Sarasota gets ready for March elections

There’s a good story in today’s Herald Tribune about the preparations for Sarasota’s upcoming March elections, when no doubt the county’s voting systems will be closely watched.

MIT colleague Ted Selker had two very good observations in this story:

Some researchers have criticized her design of the Nov. 7 ballot because she placed the governor’s race and the District 13 congressional race on the same touch-screen page.

That could have caused voters to miss the congressional race and could have been the reason for its 18,000 so-called undervotes, experts have said.

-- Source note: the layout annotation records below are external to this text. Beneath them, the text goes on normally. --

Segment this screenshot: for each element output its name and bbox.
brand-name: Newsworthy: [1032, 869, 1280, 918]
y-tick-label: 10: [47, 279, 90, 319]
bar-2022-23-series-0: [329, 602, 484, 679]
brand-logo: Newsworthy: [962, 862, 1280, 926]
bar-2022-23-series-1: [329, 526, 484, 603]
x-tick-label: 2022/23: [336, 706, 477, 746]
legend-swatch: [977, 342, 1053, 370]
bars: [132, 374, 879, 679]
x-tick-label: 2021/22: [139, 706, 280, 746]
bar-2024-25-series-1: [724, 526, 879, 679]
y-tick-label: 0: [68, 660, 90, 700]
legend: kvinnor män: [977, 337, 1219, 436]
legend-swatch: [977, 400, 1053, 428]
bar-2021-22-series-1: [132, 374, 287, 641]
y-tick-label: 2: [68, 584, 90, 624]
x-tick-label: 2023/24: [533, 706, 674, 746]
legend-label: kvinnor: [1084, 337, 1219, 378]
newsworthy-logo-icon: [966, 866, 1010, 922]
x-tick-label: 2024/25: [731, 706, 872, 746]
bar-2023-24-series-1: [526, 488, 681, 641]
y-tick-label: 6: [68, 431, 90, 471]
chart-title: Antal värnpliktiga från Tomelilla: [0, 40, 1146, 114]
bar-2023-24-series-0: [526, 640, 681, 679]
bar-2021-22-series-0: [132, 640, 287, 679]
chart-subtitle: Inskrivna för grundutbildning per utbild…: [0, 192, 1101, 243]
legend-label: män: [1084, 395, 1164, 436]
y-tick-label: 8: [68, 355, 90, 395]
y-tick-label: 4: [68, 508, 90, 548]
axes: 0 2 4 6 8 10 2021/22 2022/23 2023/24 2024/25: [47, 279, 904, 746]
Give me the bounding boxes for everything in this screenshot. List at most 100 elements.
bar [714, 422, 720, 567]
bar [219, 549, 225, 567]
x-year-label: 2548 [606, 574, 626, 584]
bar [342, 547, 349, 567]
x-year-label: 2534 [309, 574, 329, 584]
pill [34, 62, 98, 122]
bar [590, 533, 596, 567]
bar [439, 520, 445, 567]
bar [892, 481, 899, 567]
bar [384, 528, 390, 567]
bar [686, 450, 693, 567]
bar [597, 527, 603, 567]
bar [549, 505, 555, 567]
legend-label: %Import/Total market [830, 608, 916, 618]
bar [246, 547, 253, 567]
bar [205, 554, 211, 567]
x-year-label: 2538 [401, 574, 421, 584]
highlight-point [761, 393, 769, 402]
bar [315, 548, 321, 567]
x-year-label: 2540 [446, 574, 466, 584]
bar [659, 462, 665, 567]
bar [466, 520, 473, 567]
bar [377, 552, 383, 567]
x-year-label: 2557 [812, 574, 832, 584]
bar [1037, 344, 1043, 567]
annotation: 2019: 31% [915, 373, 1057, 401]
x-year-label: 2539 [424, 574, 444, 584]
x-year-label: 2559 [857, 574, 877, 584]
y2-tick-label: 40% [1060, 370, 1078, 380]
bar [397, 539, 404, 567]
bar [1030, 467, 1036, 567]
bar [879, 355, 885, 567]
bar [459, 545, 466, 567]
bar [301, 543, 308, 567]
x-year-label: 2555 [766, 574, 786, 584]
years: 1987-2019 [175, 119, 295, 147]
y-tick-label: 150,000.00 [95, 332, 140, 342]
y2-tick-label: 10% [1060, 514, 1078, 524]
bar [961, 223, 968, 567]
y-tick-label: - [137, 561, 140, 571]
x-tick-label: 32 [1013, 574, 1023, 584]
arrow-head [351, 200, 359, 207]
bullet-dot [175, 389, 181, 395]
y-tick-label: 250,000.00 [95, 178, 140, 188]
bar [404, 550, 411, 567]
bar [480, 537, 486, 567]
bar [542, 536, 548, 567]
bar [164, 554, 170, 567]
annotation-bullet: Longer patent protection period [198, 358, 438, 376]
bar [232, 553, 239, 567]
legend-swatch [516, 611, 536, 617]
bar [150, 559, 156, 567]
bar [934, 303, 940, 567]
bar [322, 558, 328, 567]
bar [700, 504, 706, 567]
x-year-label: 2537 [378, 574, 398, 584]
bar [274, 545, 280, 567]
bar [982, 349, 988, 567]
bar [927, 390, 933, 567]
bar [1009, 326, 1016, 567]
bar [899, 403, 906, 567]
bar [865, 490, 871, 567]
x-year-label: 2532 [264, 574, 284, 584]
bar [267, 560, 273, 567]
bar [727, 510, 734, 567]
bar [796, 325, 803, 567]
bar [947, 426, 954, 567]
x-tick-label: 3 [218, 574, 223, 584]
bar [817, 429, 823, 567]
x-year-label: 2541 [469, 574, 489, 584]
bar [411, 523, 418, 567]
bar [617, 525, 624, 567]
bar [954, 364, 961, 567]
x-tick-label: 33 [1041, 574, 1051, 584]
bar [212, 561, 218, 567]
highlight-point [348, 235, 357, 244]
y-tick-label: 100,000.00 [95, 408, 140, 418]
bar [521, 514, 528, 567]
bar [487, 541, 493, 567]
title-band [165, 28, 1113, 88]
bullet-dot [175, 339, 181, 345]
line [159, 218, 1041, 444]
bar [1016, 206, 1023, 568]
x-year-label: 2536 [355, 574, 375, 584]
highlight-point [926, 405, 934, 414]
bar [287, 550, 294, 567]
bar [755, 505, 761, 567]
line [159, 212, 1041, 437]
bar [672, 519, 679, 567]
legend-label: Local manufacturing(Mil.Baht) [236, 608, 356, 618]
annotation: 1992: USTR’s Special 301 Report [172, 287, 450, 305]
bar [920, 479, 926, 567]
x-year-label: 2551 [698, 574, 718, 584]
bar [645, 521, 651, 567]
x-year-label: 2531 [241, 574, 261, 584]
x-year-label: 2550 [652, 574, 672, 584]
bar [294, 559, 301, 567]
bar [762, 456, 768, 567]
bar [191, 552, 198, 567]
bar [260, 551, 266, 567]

It is the sort of avoidable confusion that elections supervisors could easily circumvent, said Ted Selker, an associate professor at Massachusetts Institute of Technology and co-director of the Caltech/MIT Voting Technology Project.

“If they just did a really, really simple thing — one race, one page — that would make a huge difference,” Selker said. “By putting a big one and a little one, you don’t see the little one.”

And:

On Feb. 22 at 9 a.m., Dent’s office will hold so-called “logic and accuracy” testing to ensure that the ballots are positioned correctly on the touch-screens and that votes are being properly recorded.

It is also the time when people can contest the design of the ballot.

“If they have a problem with the ballot then, we can make adjustments,” Dent said.

But few people usually show up for the review, often leaving ballot approval to representatives from political parties.

Some elections experts would like the state to mandate that supervisors use samples of voters to test how they interact with ballot designs prior to elections.

“No ballot should ever be used without a bunch of people trying to vote on it,” Selker said.

Indeed, the L&A testing process is one where errors can and should be caught, but in order for these errors to be found, there does need to be broader involvement of researchers in the L&A process. Many election officials have worked to both publicize their pre-election L&A activities, and to involve the research community in that process (Thad and I have observed many L&A tests, in a number of jurisdictions, for example). Election officials should continue to reach out … but researchers should also step up here and help election officials test ballot designs and ballot logic when they have the opportunity.